Dans une décision récente, le Conseil d'État établit qu'"un simple communiqué de presse n'est pas en lui-même susceptible de faire l'objet d'un recours pour excès de pouvoir"... sauf s'il vise nommément des personnes qui pourraient en subir des conséquences.

Comme tous les domaines de l'action publique, la communication n'échappe pas aux interventions des juridictions administratives (voir nos articles ci-dessous). Les exemples sont nombreux, par exemple sur la presse des collectivités territoriales avec des questions sur la place donnée à l'opposition ou sur la responsabilité du directeur de la publication. La justice administrative est plus présente encore en matière de communication en période électorale, le Conseil d'État étant notamment juge de l'élection pour les scrutins locaux. En revanche, jusqu'à présent, les communiqués de presse semblaient rester largement à l'écart de la jurisprudence administrative. Les choses viennent pourtant de changer avec une décision du Conseil d'État en date du 15 décembre dernier.

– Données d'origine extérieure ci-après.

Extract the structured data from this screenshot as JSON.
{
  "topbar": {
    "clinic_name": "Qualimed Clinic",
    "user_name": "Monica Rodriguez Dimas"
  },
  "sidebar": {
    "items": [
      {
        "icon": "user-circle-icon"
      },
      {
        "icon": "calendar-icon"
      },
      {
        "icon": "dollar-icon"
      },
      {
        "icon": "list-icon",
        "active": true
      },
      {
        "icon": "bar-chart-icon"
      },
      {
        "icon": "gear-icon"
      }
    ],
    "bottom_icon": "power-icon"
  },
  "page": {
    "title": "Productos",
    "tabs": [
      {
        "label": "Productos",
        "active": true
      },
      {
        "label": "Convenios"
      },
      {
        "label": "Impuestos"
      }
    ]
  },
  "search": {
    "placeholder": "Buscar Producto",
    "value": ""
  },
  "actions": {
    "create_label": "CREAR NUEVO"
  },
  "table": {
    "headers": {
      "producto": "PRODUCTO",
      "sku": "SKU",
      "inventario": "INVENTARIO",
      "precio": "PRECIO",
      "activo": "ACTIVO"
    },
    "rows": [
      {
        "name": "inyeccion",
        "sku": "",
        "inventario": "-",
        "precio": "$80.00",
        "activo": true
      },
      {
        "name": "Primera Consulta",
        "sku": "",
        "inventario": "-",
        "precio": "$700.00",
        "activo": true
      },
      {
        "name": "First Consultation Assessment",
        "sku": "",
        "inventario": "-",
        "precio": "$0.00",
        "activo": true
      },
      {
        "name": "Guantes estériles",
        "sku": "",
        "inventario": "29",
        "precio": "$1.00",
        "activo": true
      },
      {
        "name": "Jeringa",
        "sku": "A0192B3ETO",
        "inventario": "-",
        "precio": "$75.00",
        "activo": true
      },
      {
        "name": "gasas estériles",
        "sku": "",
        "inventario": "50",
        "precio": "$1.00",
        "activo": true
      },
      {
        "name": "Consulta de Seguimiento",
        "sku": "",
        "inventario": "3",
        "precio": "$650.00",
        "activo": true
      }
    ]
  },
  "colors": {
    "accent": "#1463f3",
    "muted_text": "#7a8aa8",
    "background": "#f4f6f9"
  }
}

Une suite de "l'affaire des fadettes"

L'affaire, largement médiatisée sous le nom d'"affaire des fadettes" mais qui n'est pas directement en cause dans la décision du Conseil d'État, concerne un contentieux entre Éric Dupont-Moretti, le garde des sceaux, et des représentants des magistrats, à propos d'écoutes téléphoniques ordonnées par le parquet financier sur des avocats (dont à l'époque l'actuel garde des sceaux). En l'espèce, l'Association de défense des libertés constitutionnelles et le syndicat Unité magistrats SNM-FO demandaient au Conseil d'État d'annuler pour excès de pouvoir le communiqué de presse du 18 septembre 2020 par lequel le ministre de la Justice révélait avoir demandé au chef de l'Inspection générale de la justice de mener une enquête administrative sur le comportement  professionnel de trois magistrats. Dans sa décision, le Conseil d'État considère que les deux organisations requérantes demandent "l'annulation de l'acte de saisine de l'inspection générale de la justice révélé par ce communiqué de presse mais également de ce communiqué".

La décision du 15 décembre 2021 comporte donc deux parties distinctes. Sur la licéité de la saisine de l'Inspection générale de la justice par le ministre, la réponse du Conseil est sans aucune ambiguïté : l'ensemble des actes par lesquels un ministre saisit l'un des services de son ministère pour l'exercice de missions relevant de sa compétence qui ne sont pas susceptibles de faire l'objet d'un recours pour excès de pouvoir.

Un communiqué n'est pas susceptible d'un recours, sauf si...

Mais qu'en est-il du communiqué de presse annonçant la saisine ? Sur ce point, la réponse du Conseil d'État est ambivalente, avec un principe et une exception. La décision juge ainsi qu'"en principe, un simple communiqué de presse n'est pas en lui-même susceptible de faire l'objet d'un recours pour excès de pouvoir".  En revanche, "le communiqué litigieux, en ce qu'il rend publique l'appréciation selon laquelle trois magistrats nommément désignés sont (...) visés par une enquête administrative, est de nature à produire des effets notables, notamment sur les conditions d'exercice de leurs fonctions par les intéressés qui seraient, à ce titre, recevables à en demander l'annulation".

On pourrait donc attendre que le Conseil d'État statue sur le communiqué litigieux. En réalité, il déboute les deux organisations requérantes en jugeant que leur demande n'est pas recevable faute d'intérêt à agir.

Références : Conseil d'État, 5e et 6e chambres réunies, décision n°444759 du 15 décembre 2021, Association de défense des libertés constitutionnelles et syndicat unité magistrats SNM FO (mentionné aux tables du recueil Lebon).